Staatliche Repression und Stigmatisierung zeigt sich beispielsweise durch willkürliche Kontrollen ausgeführt von Parkwächter_innen, Polizist_innen und selbsternannten Hilfssheriffs, die Menschen, die anscheinend nicht in das Bild einer attraktiven und schicken Stadt passen, vertreiben oder schikanieren.
Doch auch die Gesellschaft, die für sich kein Gewaltmonopol in Anspruch nehmen kann, äußert Diskriminierung und schließt Menschen damit von der Teilhabe am öffentlichen Raum aus.

Den Kapitalismus stützende und durch ihn hervorgerufene Unterdrückungsmechanismen, die sich unter anderem in Form von Konsumzwang äußern, unterwerfen alles und jede_n der Verwertung und schränken uns umfassend in unserem Handeln und Leben ein.

Auch der öffentliche Raum ist weitestgehend dieser kapitalistischen Verwertungslogik unterworfen. Und somit haben die meisten Menschen kaum Möglichkeiten das öffentlich kulturelle Zusammenleben, sowie das städtische Erscheinungsbild in ihrem jeweilig direkten Wohnumfeld mitzugestalten. Immer schicker wird es im Zeichen der Kultur, immer moderner, modischer, stylischer, teurer, konsumierbarer.

Wer versucht daraus auszubrechen oder seinen Alltag möglichst fern dieser Logik zu gestalten, wird verscheucht oder in Nischen gedrängt, weil er_sie beispielsweise potentielle Kund_innen abschreckt oder das Stadtbild stört.

Auch der Versuch über den offiziellen Weg bei den Behörden im öffentlichen Raum die alltägliche Lebenswelt mitzugestalten, ist von enormen bürokratischen Aufwand auf diversen Ämtern gekennzeichnet oder wird manchen Menschen beispielsweise aufgrund fehlender Staatsbürgerrechte gänzlich verwehrt.
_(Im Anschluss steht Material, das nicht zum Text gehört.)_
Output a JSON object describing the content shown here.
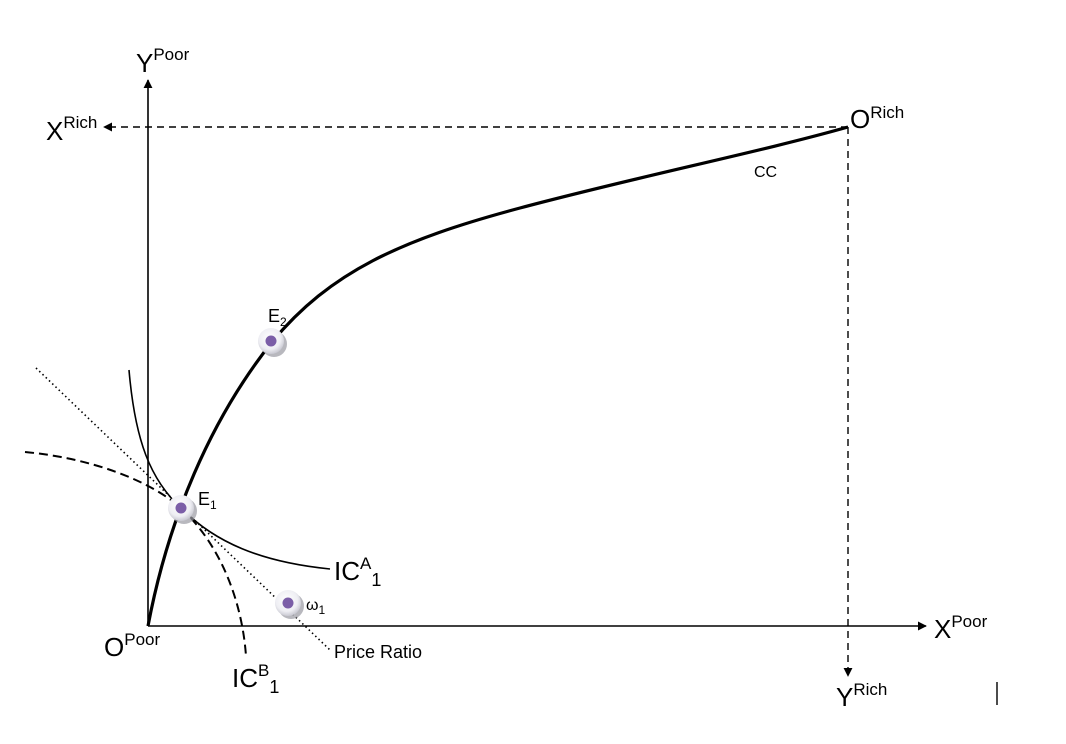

Noch dazu werden Veranstaltungen im öffentlichen Raum von den Behörden oft genug mit strengen Auflagen belegt, die hohe Kosten verursachen.
Doch so lange wir im Kapitalismus leben, stehen auch Städte in Konkurrenz um Kapital, Investitionen und zahlungsfähige(s) Publikum/ Touristen/ Einwohner.
Solange wie wir den Kapitalismus nicht überwunden haben und nach unseren Bedürfnissen leben, arbeiten und konsumieren können, brennt deshalb in unseren Augen nicht nur Nürnberg.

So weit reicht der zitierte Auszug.